There’s quite the wave of nostalgia surrounding Resident Evil at the moment. It’s the series’ 20th anniversary and we’ve been seeing a distilled version of the timeline this year with the games that are currently coming from it. You have your remasters (Resi 0,4,5 and 6), an enticing teaser demo for the next installment that evokes fond memories of what sparked the series into life, and you have a spinoff that uses the name and locations pluckled from the Resident Evil universe in the shape of the squad-based shooter, Umbrella Corps.
Capcom’s latest offering brings to mind one of Resident Evil’s lowest points outside RE: Apocalypse’s depiction of the cold and menacing killing machine from Resident Evil 3: Nemesis as a blubbering, touchy-feely crybaby who sees the error of his ways. That gaming lowpoint for the series is in fact Operation Raccoon City, a festering puddle of rot that played fast and loose with the Resi brand, appearing to be more of a discount store knockoff than a fine non-canon addition to the rich, daft, and often shite, tapestry of Resident Evil. The fear is that all the recent goodwill garnered from that Resident Evil 7 announcement could be knocked into a cocked hat if Umbrella Corps dares repeat that notorious day in gaming history.
Well, Umbrella Corps tries very hard to fight for the title of worst Resi-based game, even if it does ditch the Resident Evil title itself. Before we head into a writhing mass of issues, it’s best to see what you’ll be getting yourself into should you dare.
The meat of Umbrella Corps is based in 3v3 online deathmatches. These rival tactical teams are jet-setting around some of the key locations from the core series (as well as some far less key, and far less enthralling ones). You want to duke it out in Resident Evil 2’s police station or Resi 4’s Spanish village? Go nuts! Just don’t expect anything close to the tension and adrenaline-pumping action of those games.
Any hope you may have had for spruced up recreations of classic locales are dashed against the rocks of disappointment. Umbrella Corps is a poor looking game. You could argue that it’s technically a budget release and made in the Unity engine, but Revelations 2 was cheap yet solid-looking, and lesser known development teams have got much better results out of Unity. Menu’s are badly-placed and animation is stilted The short of it is that this should have been better-presented. Probably the worst offense here is the camera.
You view the action from one of the oddest camera angles going. Not quite first-person, not quite third-person, instead you view it from the Perspective of a gremlin hanging off your soldier’s back. It takes up far too much of the screen and is a massive hindrance to your ability to spot threats. If there was some help from the audio then it wouldn’t be such an issue, but there’s no cues as to what you cannot see. A big part of Resident Evil’s legacy is using sound to let you understand a threat is beat, yet still not give away exactly where. Here it feels like that idea was started and ditched before they finished. While we’re at it, the overbearing cover system is as useful as suntan lotion in a British Summer. You end up avoiding using it entirely after a while because it puts you more at a disadvantage than not being in cover at all thanks to its clunky, treacly transition animation.
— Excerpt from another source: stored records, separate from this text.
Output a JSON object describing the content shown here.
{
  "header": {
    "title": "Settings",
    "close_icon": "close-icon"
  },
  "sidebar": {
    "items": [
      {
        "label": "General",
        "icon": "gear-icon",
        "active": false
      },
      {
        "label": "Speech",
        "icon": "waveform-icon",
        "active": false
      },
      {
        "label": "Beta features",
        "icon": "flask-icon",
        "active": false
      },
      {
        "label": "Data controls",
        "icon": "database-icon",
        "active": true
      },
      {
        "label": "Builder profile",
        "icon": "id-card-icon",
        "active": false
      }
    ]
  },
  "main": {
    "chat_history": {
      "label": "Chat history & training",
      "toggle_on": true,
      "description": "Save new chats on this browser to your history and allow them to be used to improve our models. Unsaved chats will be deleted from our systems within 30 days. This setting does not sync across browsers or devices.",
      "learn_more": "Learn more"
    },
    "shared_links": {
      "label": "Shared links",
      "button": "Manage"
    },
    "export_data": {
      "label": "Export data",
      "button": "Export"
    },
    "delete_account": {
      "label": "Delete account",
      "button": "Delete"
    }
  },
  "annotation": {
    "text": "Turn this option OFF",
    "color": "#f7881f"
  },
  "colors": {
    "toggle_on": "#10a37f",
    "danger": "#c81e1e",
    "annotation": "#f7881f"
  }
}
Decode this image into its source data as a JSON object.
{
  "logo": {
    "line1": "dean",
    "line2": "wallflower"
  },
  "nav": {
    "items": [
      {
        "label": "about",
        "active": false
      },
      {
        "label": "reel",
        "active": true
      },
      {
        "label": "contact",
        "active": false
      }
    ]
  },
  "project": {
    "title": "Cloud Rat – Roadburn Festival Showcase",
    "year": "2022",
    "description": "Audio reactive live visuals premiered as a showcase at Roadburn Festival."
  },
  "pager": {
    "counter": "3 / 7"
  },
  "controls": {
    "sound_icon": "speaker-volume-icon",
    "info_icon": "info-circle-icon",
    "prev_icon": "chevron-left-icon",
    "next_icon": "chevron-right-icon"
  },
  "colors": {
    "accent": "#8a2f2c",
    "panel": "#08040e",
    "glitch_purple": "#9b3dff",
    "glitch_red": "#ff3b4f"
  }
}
You get a selection of guns n’ grenades to swap in and out so it’d be great if they were really useful tools. Bad enough that they have little in the way of impact, with zombies taking shotgun blasts like a gentle push, but the fact they are all eclipsed by the Brainer melee weapon. This extraordinarily malicious-looking pickaxe takes enemies down with ease, and if you charge it, you can obliterate small groups in one hot, visceral swing. Its one drawback is the animation for it needs to finish before you can move again, leaving you exposed momentarily. Otherwise it’s pretty overpowered, and much like the guns, it appears to have about as much weight and impact as a comically-sized inflatable hammer.
Online battles swiftly degrade to six people swinging the Brainer about while you dream about all the ways Capcom could have made A) a better Resi spinoff, and B) a better Counter Strike clone. If Umbrella Corps isn’t being frustrating, then it’s sucking the joy out of your life with its utter banality. It’s so very rare to find something exciting about Umbrella Corps. It makes such a wasteful use of its source content, something even Operation Raccoon City couldn’t be accused of.
Playing on your own in a mode called ‘The Experiment’ isn’t much better, even if it does at least force you to be more measured in your approach and actually use all the weapons, as you essentially just try to survive an ever-increasing wave of shuffling goons and grab enough of their juicy DNA slop to get to the next stage. It’s infinitely more tactical than the online component, but there is little in the way of dishwater out there quite as dull as The Experiment.
So, is there anything else of value? Well, customization of your military grunt is there, and while not outstanding by any measure, it does give you some fun things to fiddle with on a cosmetic level. Shame the best stuff is reserved for a separate DLC pack though.
If Umbrella Corps was a free-to-play title, it’d probably be a mildly inoffensive novelty, but it’s not. It’s a costly mess of confused messaging that adds almost nothing (bar a ‘shocking’ revelation about an established character that’s about as shocking as the Scottish Premier League table) to the Resident Evil universe. The game’s lack of quality is almost dwarfed by how utterly pointless it is.